Mantoan Ritter Laura, Annear Nicholas M P, Baple Emma L, Ben-Chaabane Leila Y, Bodi Istvan, Brosson Lauren, Cadwgan Jill E, Coslett Bryn, Crosby Andrew H, Davies D Mark, Daykin Nicola, Dedeurwaerdere Stefanie, Dühring Fenger Christina, Dunlop Elaine A, Elmslie Frances V, Girodengo Marie, Hambleton Sophie, Jansen Anna C, Johnson Simon R, Kearley Kelly C, Kingswood John C, Laaniste Liisi, Lachlan Katherine, Latchford Andrew, Madsen Ralitsa R, Mansour Sahar, Mihaylov Simeon R, Muhammed Louwai, Oliver Claire, Pepper Tom, Rawlins Lettie E, Schim van der Loeff Ina, Siddiqui Ata, Takhar Pooja, Tatton-Brown Katrina, Tee Andrew R, Tibarewal Priyanka, Tye Charlotte, Ultanir Sila K, Vanhaesebroeck Bart, Zare Benjamin, Pal Deb K, Bateman Joseph M
King's College London Institute of Psychiatry Psychology and Neuroscience, London, UK.
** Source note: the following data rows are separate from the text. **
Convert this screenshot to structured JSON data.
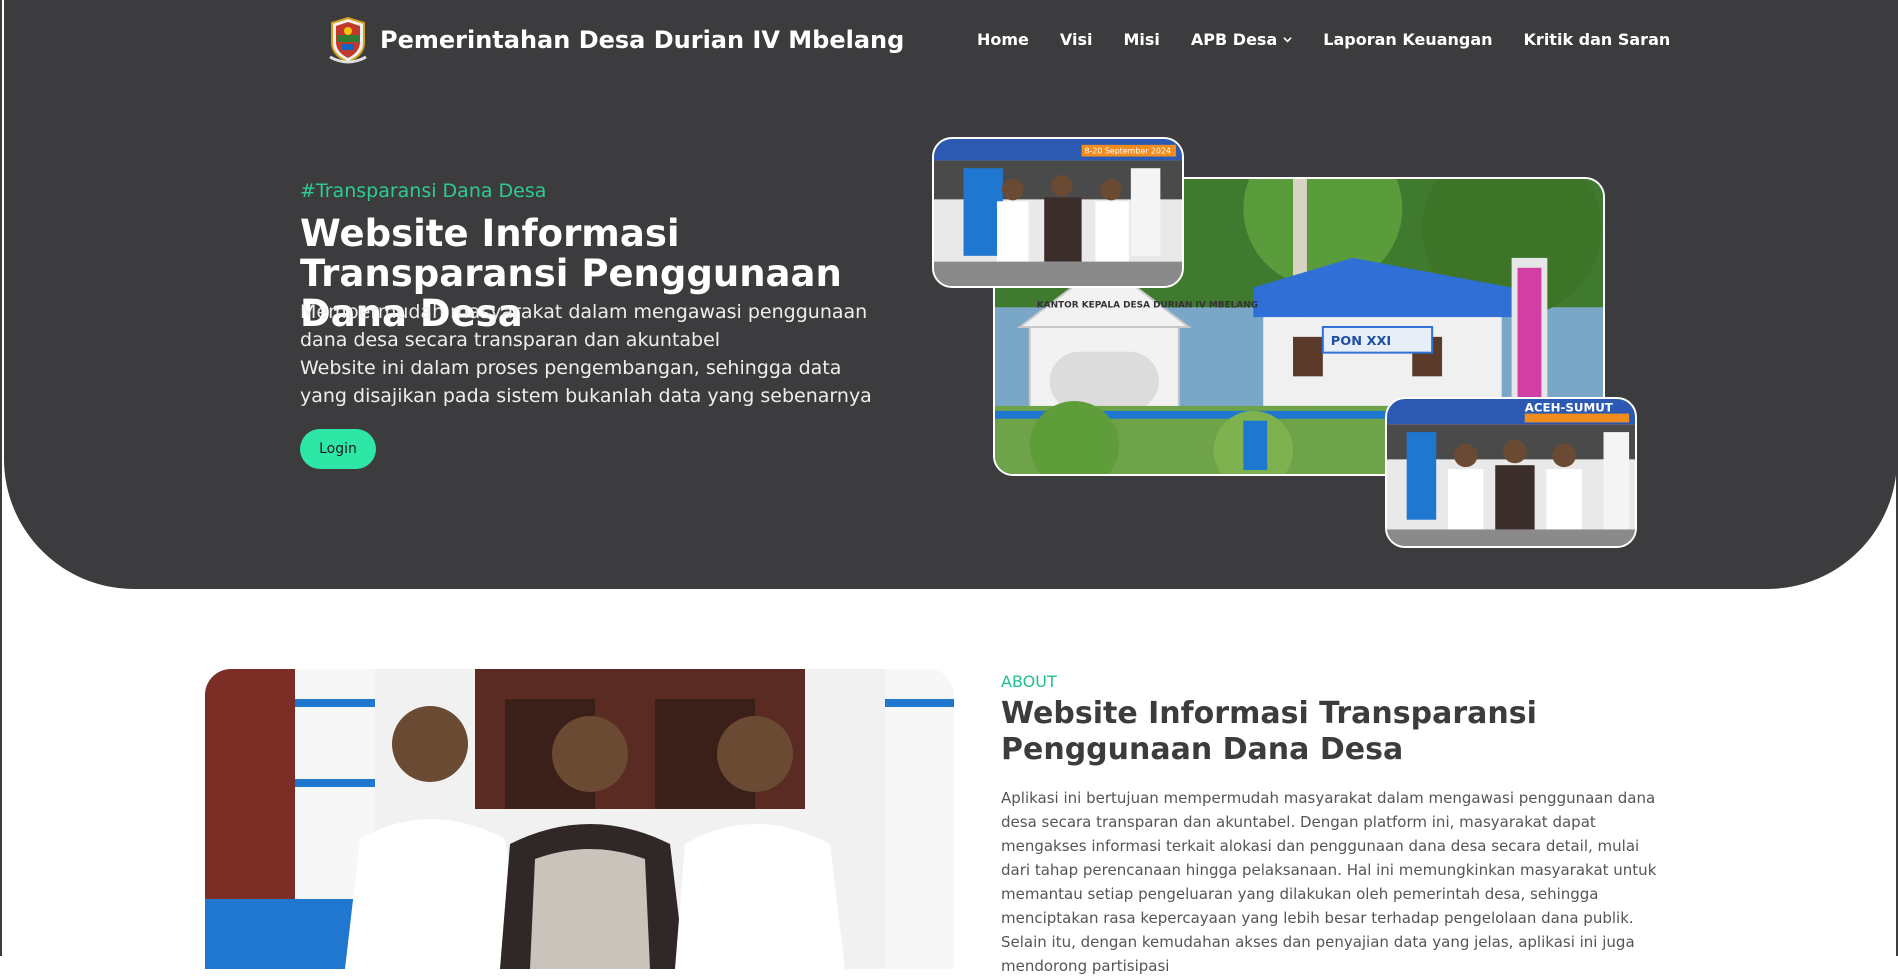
{
  "header": {
    "brand_name": "Pemerintahan Desa Durian IV Mbelang",
    "logo_icon": "village-crest-logo",
    "nav": [
      {
        "label": "Home"
      },
      {
        "label": "Visi"
      },
      {
        "label": "Misi"
      },
      {
        "label": "APB Desa",
        "has_dropdown": true
      },
      {
        "label": "Laporan Keuangan"
      },
      {
        "label": "Kritik dan Saran"
      }
    ]
  },
  "hero": {
    "hashtag": "#Transparansi Dana Desa",
    "title": "Website Informasi Transparansi Penggunaan Dana Desa",
    "description_1": "Mempermudah masyarakat dalam mengawasi penggunaan dana desa secara transparan dan akuntabel",
    "description_2": "Website ini dalam proses pengembangan, sehingga data yang disajikan pada sistem bukanlah data yang sebenarnya",
    "login_label": "Login",
    "photos": {
      "office_sign_text": "KANTOR KEPALA DESA DURIAN IV MBELANG",
      "banner_text": "PON XXI",
      "event_banner": "ACEH-SUMUT",
      "event_date": "8-20 September 2024"
    }
  },
  "about": {
    "label": "ABOUT",
    "title": "Website Informasi Transparansi Penggunaan Dana Desa",
    "body": "Aplikasi ini bertujuan mempermudah masyarakat dalam mengawasi penggunaan dana desa secara transparan dan akuntabel. Dengan platform ini, masyarakat dapat mengakses informasi terkait alokasi dan penggunaan dana desa secara detail, mulai dari tahap perencanaan hingga pelaksanaan. Hal ini memungkinkan masyarakat untuk memantau setiap pengeluaran yang dilakukan oleh pemerintah desa, sehingga menciptakan rasa kepercayaan yang lebih besar terhadap pengelolaan dana publik. Selain itu, dengan kemudahan akses dan penyajian data yang jelas, aplikasi ini juga mendorong partisipasi"
  },
  "colors": {
    "hero_bg": "#3c3c3e",
    "accent": "#2ee6a5",
    "accent_text": "#2ecc8f"
  }
}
King's College Hospital NHS Foundation Trust, London, UK.
Orphanet J Rare Dis. 2025 May 27;20(1):256. doi: 10.1186/s13023-025-03740-1.
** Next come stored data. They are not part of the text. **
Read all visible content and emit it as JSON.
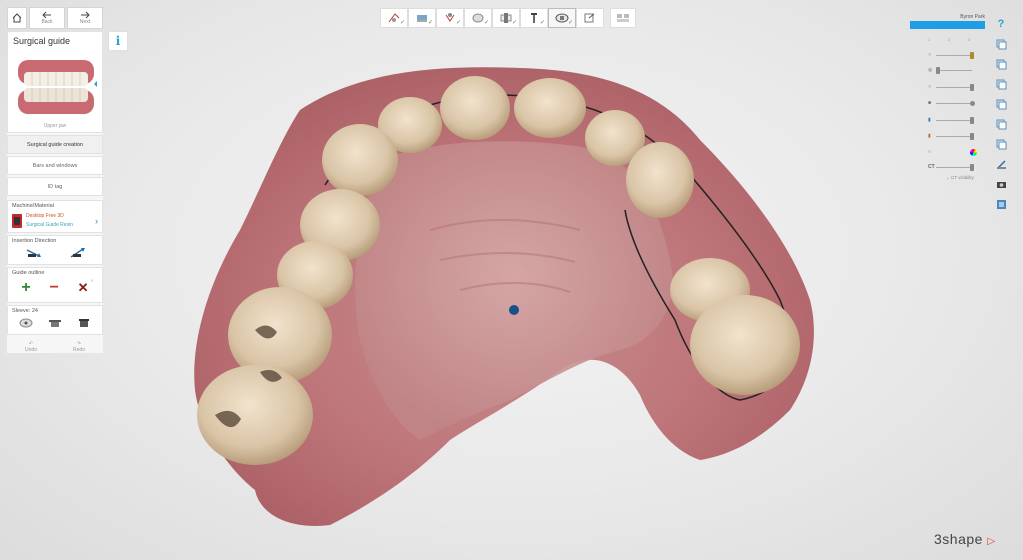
{
  "nav": {
    "back": "Back",
    "next": "Next"
  },
  "panel": {
    "title": "Surgical guide",
    "thumb_caption": "Upper jaw",
    "menu": [
      "Surgical guide creation",
      "Bars and windows",
      "ID tag"
    ],
    "machine": {
      "header": "Machine/Material",
      "line1": "Desktop Free 3D",
      "line2": "Surgical Guide Resin"
    },
    "insertion_header": "Insertion Direction",
    "guide_header": "Guide outline",
    "sleeve_header": "Sleeve: 24",
    "undo": "Undo",
    "redo": "Redo"
  },
  "user": {
    "name": "Byron Park"
  },
  "ticks": [
    "1",
    "2",
    "3"
  ],
  "right_labels": {
    "ct": "CT",
    "collapse": "CT visibility"
  },
  "brand": "3shape",
  "colors": {
    "accent": "#1e9ee4",
    "check": "#3aa33a",
    "add": "#2e8b2e",
    "remove": "#c0392b"
  },
  "icons": {
    "top_steps": [
      "scan-icon",
      "align-icon",
      "implant-icon",
      "crown-icon",
      "sleeve-icon",
      "drill-icon",
      "guide-icon",
      "export-icon"
    ],
    "right_tools": [
      "help-icon",
      "layer-icon",
      "layer-icon",
      "layer-icon",
      "layer-icon",
      "layer-icon",
      "layer-icon",
      "measure-icon",
      "camera-icon",
      "view-icon"
    ]
  }
}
Mechanistic target of rapamycin (mTOR) is a highly conserved serine/threonine kinase that regulates key cellular processes including cell growth, autophagy and metabolism. Hyperactivation of the mTOR pathway causes a group of rare and ultrarare genetic diseases. mTOR pathway diseases have diverse clinical manifestations that are managed by distinct medical disciplines but share a common underlying molecular basis. There is a now a deep understanding of the molecular underpinning that regulates the mTOR pathway but effective treatments for most mTOR pathway diseases are lacking. Translating scientific knowledge into clinical applications to benefit the unmet clinical needs of patients is a major challenge common to many rare diseases. In this article we expound how mTOR pathway diseases provide an opportunity to coordinate basic and translational disease research across the group, together with industry, medical research foundations, charities and patient groups, by pooling expertise and driving progress to benefit patients. We outline the germline and somatic mutations in the mTOR pathway that cause rare diseases and summarise the prevalence, genetic basis, clinical manifestations, pathophysiology and current treatments for each disease in this group. We describe the challenges and opportunities for progress in elucidating the underlying mechanisms, improving diagnosis and prognosis, as well as the development and approval of new therapies for mTOR pathway diseases. We illustrate the crucial role of patient public involvement and engagement in rare disease and mTOR pathway disease research. Finally, we explain how the mTOR Pathway Diseases node, part of the Research Disease Research UK Platform, will address these challenges to improve the understanding, diagnosis and treatment of mTOR pathway diseases.
雷帕霉素作用机制靶点(mTOR)是一种高度保守的丝氨酸/苏氨酸激酶,可调节包括细胞生长、自噬和代谢在内的关键细胞过程。mTOR信号通路的过度激活会导致一组罕见和超罕见的遗传性疾病。mTOR信号通路疾病具有多样的临床表现,由不同的医学学科进行管理,但有着共同的潜在分子基础。目前,人们对调节mTOR信号通路的分子基础有了深入了解,但大多数mTOR信号通路疾病仍缺乏有效的治疗方法。将科学知识转化为临床应用以满足患者未得到满足的临床需求,是许多罕见病共同面临的重大挑战。在本文中,我们阐述了mTOR信号通路疾病如何提供一个机会,通过汇聚专业知识并推动进展以造福患者,来协调基础研究和转化性疾病研究,涉及研究团队、产业界、医学研究基金会、慈善机构和患者群体。我们概述了mTOR信号通路中导致罕见疾病的种系和体细胞突变,并总结了该组中每种疾病的患病率、遗传基础、临床表现、病理生理学和当前治疗方法。我们描述了在阐明潜在机制、改善诊断和预后以及开发和批准mTOR信号通路疾病新疗法方面取得进展所面临的挑战和机遇。我们说明了患者公众参与在罕见病和mTOR信号通路疾病研究中的关键作用。最后,我们解释了作为英国研究疾病研究平台一部分的mTOR信号通路疾病节点将如何应对这些挑战,以增进对mTOR信号通路疾病的理解、诊断和治疗。